Also, there is a shift in the whole rental and holiday sector brought about by the Internet. Web sites like AIRBNB and other home swap sites make it possible for individuals to rent out rooms and offer B&B very inexpensively. They don’t register and therefore don’t have the expense of following regulations that official casas rurales must. They probably should, but the fact is at this point in time they don’t.
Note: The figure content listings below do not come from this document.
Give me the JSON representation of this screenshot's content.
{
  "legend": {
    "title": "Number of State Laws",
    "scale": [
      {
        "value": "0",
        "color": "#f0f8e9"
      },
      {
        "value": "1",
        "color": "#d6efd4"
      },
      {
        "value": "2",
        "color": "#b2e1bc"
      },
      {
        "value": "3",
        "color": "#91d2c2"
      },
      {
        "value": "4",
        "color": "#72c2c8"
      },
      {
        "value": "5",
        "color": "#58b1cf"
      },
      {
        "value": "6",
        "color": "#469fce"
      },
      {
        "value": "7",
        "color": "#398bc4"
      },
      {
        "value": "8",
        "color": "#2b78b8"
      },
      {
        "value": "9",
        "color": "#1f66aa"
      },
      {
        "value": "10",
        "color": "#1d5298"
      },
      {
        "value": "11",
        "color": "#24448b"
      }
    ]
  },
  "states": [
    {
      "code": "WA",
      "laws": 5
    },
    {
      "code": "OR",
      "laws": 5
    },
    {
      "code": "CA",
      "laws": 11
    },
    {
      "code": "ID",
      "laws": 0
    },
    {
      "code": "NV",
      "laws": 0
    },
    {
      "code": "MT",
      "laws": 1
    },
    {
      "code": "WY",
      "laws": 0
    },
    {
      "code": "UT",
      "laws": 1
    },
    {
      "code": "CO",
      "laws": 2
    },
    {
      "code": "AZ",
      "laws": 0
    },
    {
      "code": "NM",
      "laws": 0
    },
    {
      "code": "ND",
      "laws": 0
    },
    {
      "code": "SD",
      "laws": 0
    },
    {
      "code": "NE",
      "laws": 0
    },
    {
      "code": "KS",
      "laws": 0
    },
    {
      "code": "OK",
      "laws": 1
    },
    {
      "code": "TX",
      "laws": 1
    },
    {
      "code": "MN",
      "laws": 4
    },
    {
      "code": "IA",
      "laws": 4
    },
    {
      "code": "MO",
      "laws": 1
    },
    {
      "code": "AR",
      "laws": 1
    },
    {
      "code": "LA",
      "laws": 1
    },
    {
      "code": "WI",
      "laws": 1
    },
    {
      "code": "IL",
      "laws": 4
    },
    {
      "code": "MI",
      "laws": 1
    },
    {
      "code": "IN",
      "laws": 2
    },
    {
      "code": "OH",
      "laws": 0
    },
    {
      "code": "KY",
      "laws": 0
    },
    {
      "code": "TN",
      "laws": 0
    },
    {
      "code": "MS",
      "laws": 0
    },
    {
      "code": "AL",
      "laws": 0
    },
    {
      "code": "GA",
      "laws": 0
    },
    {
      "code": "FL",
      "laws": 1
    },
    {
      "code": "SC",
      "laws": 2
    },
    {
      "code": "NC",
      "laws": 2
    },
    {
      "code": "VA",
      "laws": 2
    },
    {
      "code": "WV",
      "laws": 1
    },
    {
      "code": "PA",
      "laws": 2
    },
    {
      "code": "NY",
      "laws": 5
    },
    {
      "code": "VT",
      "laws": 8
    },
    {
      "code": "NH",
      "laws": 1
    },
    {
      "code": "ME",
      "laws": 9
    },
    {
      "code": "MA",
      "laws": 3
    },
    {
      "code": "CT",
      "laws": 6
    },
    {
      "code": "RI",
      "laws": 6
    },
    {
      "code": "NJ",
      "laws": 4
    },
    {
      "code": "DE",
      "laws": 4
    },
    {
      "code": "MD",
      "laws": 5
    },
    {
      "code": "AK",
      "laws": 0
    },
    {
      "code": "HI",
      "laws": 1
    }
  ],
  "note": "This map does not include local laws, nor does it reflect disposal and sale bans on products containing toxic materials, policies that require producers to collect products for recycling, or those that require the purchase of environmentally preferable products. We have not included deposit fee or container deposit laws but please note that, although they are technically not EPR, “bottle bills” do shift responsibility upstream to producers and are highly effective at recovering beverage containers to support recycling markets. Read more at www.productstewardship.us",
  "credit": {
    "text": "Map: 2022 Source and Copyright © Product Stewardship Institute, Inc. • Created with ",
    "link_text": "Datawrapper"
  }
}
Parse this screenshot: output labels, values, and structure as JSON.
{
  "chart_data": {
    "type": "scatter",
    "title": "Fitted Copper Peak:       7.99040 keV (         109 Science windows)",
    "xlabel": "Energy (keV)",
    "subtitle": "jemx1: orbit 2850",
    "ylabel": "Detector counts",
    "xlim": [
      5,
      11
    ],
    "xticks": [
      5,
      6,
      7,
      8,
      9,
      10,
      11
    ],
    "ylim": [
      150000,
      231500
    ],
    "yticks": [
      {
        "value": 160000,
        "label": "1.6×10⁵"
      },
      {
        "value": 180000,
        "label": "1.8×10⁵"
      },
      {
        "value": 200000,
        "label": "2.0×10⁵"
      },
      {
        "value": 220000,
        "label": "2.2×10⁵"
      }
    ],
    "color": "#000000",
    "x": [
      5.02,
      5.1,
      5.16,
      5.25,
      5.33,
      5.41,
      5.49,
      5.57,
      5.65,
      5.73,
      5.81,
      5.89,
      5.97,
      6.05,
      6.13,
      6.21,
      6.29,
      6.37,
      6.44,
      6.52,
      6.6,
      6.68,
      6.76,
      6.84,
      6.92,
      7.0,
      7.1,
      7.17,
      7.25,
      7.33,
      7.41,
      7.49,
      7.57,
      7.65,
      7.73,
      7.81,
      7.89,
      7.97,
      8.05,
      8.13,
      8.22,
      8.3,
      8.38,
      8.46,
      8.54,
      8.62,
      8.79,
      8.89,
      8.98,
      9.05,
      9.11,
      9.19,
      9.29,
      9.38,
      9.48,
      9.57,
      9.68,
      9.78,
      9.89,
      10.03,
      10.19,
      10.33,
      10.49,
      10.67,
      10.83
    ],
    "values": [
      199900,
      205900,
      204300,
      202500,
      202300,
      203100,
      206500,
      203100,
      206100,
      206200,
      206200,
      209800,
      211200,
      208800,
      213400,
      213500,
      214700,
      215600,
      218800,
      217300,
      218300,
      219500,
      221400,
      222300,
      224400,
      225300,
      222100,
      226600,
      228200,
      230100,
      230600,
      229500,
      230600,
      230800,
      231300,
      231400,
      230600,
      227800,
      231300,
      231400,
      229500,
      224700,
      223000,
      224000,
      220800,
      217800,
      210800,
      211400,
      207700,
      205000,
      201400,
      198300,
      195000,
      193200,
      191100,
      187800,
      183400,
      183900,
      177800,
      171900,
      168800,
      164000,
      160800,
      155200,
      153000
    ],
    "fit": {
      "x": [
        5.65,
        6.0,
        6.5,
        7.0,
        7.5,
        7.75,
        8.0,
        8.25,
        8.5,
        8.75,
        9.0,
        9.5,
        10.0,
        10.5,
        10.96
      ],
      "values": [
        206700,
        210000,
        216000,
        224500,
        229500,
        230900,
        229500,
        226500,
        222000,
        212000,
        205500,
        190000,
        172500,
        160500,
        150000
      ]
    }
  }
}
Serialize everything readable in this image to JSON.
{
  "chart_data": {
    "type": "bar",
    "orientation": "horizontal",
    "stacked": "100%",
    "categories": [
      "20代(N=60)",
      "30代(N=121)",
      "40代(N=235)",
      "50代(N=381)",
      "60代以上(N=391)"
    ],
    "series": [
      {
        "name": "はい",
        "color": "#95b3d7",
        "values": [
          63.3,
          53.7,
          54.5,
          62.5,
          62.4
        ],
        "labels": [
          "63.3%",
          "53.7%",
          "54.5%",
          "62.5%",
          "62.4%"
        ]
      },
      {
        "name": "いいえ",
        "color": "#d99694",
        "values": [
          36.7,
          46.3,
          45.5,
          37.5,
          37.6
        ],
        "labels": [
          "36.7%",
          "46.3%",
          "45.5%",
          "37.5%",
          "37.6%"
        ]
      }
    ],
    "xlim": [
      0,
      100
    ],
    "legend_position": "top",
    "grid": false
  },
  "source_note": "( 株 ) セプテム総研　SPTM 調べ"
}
If you do go ahead, keep 100k of that 300 in your pocket. You have to have resilience (mentally and financially) to persevere during the build-up of business and later the slow times.


----------



## caromac (Nov 16, 2008)

We did exactly this in 2007 just at the start of the recession. Loved it! Had visitors from as far afield as Australia. Our idea was a little different as we went towards rural village tourism, focusing on walking, cycling, photography etc. We live near an airfiled and have housed a few trainee pilots too. Just because we don't do it anymore was not because it didn't work but for other personal reasons. Furthermore after giving up 3 years ago we still get enquiries from the original website. This is without an recent marketing. It CAN be done but do your research!
Good luck


----------



## baldilocks (Mar 7, 2010)

A lot of residents, like us, rent an apartment or similar partly, because it gives us the freedom to do what we want when we want, partly because it gives dietary control (low-fat, low-salt, lactose-free, etc.) without inconveniencing the hosts and partly because we take two smallish well-behaved dogs with us.


----------



## webmarcos (Dec 25, 2012)

I know someone (from Korean extract) who started renting a hostal in Madrid. They're doing very well - they cater for Korean tourists doing the major cities of western Europe bit, and provide a good Korean breakfast. Helps too that renting is so economical in Spain. Find a niche where you have an unfair advantage, and exploit it mercilessly.


----------



## Alcalaina (Aug 6, 2010)

An English couple opened a B&B in our village about the same time as we moved here,. It has taken five or six years to establish itself, but is now doing quite well. Forming links with rural activity groups and clubs is definitely a good idea. They are now have a deal with a cycling group and drive their luggage to the next stopping point after they've stayed the night.

Getting on the right side of your town hall is absolutely crucial. They have so much power and can impose silly rules retrospectively. Take the mayor out for lunch as soon as possible and make her/him your best friend!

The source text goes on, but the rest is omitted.